De-là elle se communiqua aux écoles de Pythagore, de Platon, des Péripatéticiens, qui la répandirent en Italie, et de-là par tout le reste de l'Europe. Cependant les druides, les bardes, etc. avaient aussi une physique qui leur était propre. Voyez PYTHAGORICIEN, PLATONICIEN, PERIPATETICIEN, voyez aussi DRUIDE, BARDE, etc.

On peut voir dans le Système figuré qui est à la suite du Discours préliminaire de cet Ouvrage, et dans l'explication détaillée de ce système, les différentes divisions et branches de la Physique. Pour ne point nous répéter, nous y renvoyons le lecteur, comme nous avons déjà fait à l'article MATHEMATIQUES pour les divisions de cette science.

Par rapport à la manière dont on a traité la Physique, et aux personnes qui l'ont cultivée, on peut diviser cette science en Physique symbolique, qui ne consistait qu'en symboles ; telle était celle des anciens Egyptiens, Pythagoriciens et Platoniciens qui exposaient les propriétés des corps naturels sous des caractères arithmétiques, géométriques et hiéroglyphes. Voyez HIEROGLYPHES.

La Physique péripatéticienne, ou celle des sectateurs d'Aristote, qui expliquait la nature des choses par la matière, la forme et la privation, par les qualités élémentaires et occultes, les sympathies, les antipathies, etc.

La Physique expérimentale qui cherche à découvrir les raisons et la nature des choses, par le moyen des expériences, comme celles de la Chimie, de l'Hydrostatique, de la Pneumatique, de l'Optique, etc. Voyez l'article EXPERIMENTALE, où on a traité en détail de cette espèce de Physique, qui est proprement la seule digne de nos recherches.

La Physique mécanique et corpusculaire qui se propose de rendre raison des phénomènes de la nature en n'employant point d'autres principes que la matière, le mouvement, la structure, la figure des corps et de leurs parties ; le tout conformément aux lois de la nature et du mécanisme bien constatées. Voyez CORPUSCULAIRE. Chambers.

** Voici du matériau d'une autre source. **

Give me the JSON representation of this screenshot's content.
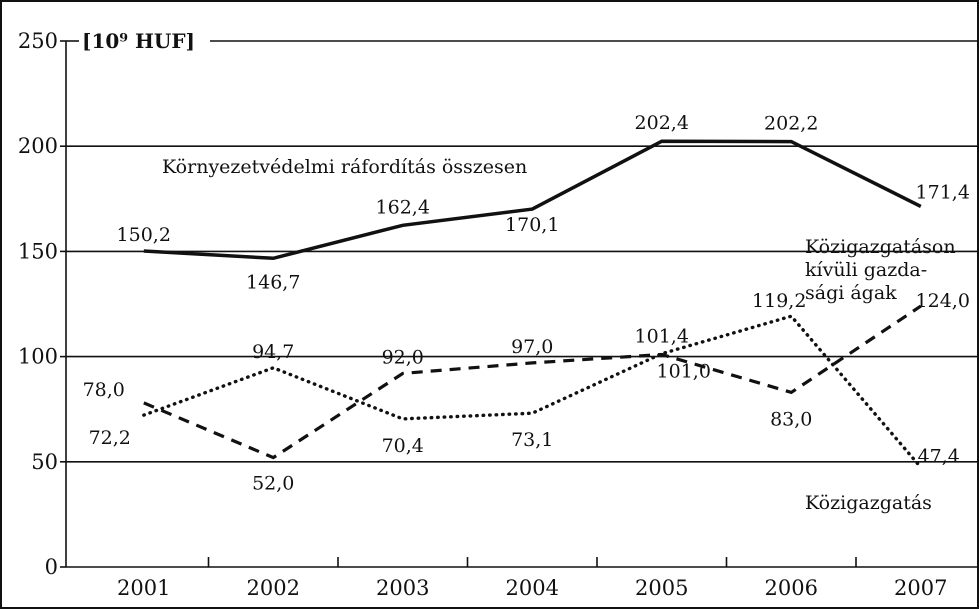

La Physique, dit M. Musschenbroeck, a trois sortes d'objets qui sont le corps, l'espace ou le vide, et le mouvement. Nous appelons corps tout ce que nous touchons avec la main, et tout ce qui souffre quelque résistance lorsqu'on le presse. Nous donnons le nom d'espace ou de vide à toute cette étendue de l'univers, dans laquelle les corps se meuvent librement. Le mouvement est le transport d'un corps d'une partie de l'espace dans une autre. Voyez CORPS, ESPACE, MOUVEMENT.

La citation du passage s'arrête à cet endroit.